More recently the mask of Guy Fawkes has become associated with the anonymous hackers group, as well as several protest movements around the world.
And then there is the children’s rhyme.
Remember remember the 5th of November
Gunpowder treason and plot
Let’s look at some of the language connected to guy, fireworks and the celebration of the day.
Penny for the guy – a call used to solicit donations for the guy, the fireworks, and sometimes charitable organisations hosting them.
To guy could also mean to carry the guy through the streets, either to collect money or on the way to the bonfire.
Fall Guy – (some suggest this comes from elsewhere but it fits) – someone who gets the blame for something, usually unfairly or they get blamed entirely when they were only partly at fault.
Go to Guy – idiomatic use for someone with special skills or connections making them invaluable in certain circumstances. “Simon’s the go to guy for anything to do with new technology in our office.”
Guys – informal collective noun often used gender inclusively although originally indicating males.
Some Guy – an individual but not a specific or fixed one. A perhaps deliberately vague reference to someone else. “Some guy’s finished the milk and not replaced it.”
Buddy Guy – a colloquial slang version of ‘some-guy’. Used as a stage name by George Guy.

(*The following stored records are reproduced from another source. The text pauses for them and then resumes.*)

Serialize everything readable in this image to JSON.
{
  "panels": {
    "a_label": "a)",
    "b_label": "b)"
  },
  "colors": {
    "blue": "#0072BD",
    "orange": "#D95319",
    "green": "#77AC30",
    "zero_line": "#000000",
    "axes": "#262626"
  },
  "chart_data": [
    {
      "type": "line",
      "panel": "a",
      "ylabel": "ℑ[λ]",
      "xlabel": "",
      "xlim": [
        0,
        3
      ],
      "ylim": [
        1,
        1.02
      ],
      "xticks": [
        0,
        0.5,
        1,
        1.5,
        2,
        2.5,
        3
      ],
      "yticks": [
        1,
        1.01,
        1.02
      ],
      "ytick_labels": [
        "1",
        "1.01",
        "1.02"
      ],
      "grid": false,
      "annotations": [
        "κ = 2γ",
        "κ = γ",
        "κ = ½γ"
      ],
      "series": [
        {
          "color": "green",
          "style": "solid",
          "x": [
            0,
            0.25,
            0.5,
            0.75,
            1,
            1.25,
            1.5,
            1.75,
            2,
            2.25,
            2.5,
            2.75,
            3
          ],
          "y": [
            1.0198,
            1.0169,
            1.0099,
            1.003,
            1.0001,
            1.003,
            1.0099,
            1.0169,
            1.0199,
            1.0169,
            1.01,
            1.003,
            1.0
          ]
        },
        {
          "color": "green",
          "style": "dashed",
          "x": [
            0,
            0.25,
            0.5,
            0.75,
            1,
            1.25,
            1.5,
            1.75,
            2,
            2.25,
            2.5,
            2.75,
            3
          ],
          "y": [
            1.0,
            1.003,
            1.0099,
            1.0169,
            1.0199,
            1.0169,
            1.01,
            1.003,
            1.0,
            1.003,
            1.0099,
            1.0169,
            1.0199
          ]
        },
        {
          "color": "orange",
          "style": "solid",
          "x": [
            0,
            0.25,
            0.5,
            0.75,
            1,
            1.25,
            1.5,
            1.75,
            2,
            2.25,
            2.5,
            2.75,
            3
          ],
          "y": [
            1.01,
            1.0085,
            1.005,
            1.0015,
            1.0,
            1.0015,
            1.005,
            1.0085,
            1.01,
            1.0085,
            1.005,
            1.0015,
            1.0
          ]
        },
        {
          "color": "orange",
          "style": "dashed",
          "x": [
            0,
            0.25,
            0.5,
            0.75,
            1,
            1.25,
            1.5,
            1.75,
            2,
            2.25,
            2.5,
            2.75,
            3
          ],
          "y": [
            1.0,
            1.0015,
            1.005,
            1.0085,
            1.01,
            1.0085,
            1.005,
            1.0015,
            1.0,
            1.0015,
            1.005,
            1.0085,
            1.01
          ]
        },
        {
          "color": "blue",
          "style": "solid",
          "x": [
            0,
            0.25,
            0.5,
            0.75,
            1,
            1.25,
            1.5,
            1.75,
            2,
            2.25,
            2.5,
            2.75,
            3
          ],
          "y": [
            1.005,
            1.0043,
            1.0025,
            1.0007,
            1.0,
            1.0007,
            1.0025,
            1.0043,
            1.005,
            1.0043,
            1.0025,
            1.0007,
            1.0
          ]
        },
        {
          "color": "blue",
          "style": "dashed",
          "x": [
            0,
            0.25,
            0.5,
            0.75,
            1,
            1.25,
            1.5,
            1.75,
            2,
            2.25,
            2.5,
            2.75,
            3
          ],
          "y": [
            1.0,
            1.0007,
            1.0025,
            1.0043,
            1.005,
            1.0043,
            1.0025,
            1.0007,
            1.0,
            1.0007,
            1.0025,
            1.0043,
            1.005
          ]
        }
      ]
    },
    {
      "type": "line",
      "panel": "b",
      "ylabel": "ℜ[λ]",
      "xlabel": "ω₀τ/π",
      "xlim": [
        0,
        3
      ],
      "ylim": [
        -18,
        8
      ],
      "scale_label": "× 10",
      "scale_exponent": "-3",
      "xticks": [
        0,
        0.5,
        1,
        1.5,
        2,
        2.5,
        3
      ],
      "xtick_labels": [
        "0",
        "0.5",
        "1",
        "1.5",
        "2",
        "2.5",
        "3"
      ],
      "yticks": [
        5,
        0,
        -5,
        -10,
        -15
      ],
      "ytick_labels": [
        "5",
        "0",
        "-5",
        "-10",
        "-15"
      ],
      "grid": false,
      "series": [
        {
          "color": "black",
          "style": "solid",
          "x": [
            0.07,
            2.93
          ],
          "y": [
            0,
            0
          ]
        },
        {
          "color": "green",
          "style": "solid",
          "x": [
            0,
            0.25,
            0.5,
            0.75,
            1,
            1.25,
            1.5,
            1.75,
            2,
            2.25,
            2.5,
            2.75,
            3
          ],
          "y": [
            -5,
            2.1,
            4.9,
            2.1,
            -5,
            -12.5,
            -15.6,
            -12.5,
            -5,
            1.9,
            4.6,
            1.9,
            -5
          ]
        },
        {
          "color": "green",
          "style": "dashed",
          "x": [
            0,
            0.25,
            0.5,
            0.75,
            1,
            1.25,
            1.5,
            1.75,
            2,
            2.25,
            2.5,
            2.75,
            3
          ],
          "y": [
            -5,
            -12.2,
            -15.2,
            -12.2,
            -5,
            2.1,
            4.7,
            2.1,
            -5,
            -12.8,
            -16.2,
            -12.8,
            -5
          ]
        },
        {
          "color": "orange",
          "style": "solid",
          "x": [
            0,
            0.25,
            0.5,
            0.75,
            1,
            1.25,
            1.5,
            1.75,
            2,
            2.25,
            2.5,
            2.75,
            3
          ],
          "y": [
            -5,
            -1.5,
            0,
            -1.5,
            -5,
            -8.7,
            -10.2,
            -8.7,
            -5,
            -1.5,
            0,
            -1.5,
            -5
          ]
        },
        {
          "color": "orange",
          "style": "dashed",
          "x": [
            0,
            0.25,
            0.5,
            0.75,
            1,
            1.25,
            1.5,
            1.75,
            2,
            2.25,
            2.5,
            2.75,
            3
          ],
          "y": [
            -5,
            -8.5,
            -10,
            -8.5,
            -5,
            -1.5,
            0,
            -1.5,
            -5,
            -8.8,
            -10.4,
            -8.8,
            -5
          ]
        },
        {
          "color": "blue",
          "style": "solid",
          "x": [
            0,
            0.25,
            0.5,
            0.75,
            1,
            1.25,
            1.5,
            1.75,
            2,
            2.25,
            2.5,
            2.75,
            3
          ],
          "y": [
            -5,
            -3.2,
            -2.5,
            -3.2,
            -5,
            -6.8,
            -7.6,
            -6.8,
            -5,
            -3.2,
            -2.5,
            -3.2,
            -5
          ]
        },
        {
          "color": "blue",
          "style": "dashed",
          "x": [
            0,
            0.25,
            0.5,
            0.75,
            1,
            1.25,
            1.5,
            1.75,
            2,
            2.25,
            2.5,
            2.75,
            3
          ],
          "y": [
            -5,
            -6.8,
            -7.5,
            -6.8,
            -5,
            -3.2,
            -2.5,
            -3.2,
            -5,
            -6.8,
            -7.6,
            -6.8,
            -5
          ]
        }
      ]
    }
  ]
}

Fireworks – literally the colourful explosives let off during the evening of Guy Fawkes day but it can also be figurative. Often for someone losing their temper: “There must have been some fireworks when you told Lydia that you we’re leaving.” “Yes she was furious; I wonder why she has to take everything personally.” But occasionally for a feeling of great excitement/happiness: “When I collected my degree, it was like fireworks going off.”
A guy wire can provide a guide or an anchor for something, typically an Arial or a mast. Within fairly technical jargon you might even guy the mast before a storm to stop it blowing over. This can often be misunderstood and you’ll find lots of references to guide wires as well.
The oldest use of guy as a verb dates to the 1300s (OED) meaning to conduct or lead away. “We were guyed round the church by the verger.”
Round about the same time guy could mean a conductor or leader. “The guy of the left Corbyn continues to alienate some of the centrists in his own party”. But, these last two usages are obscure and quite old fashioned now.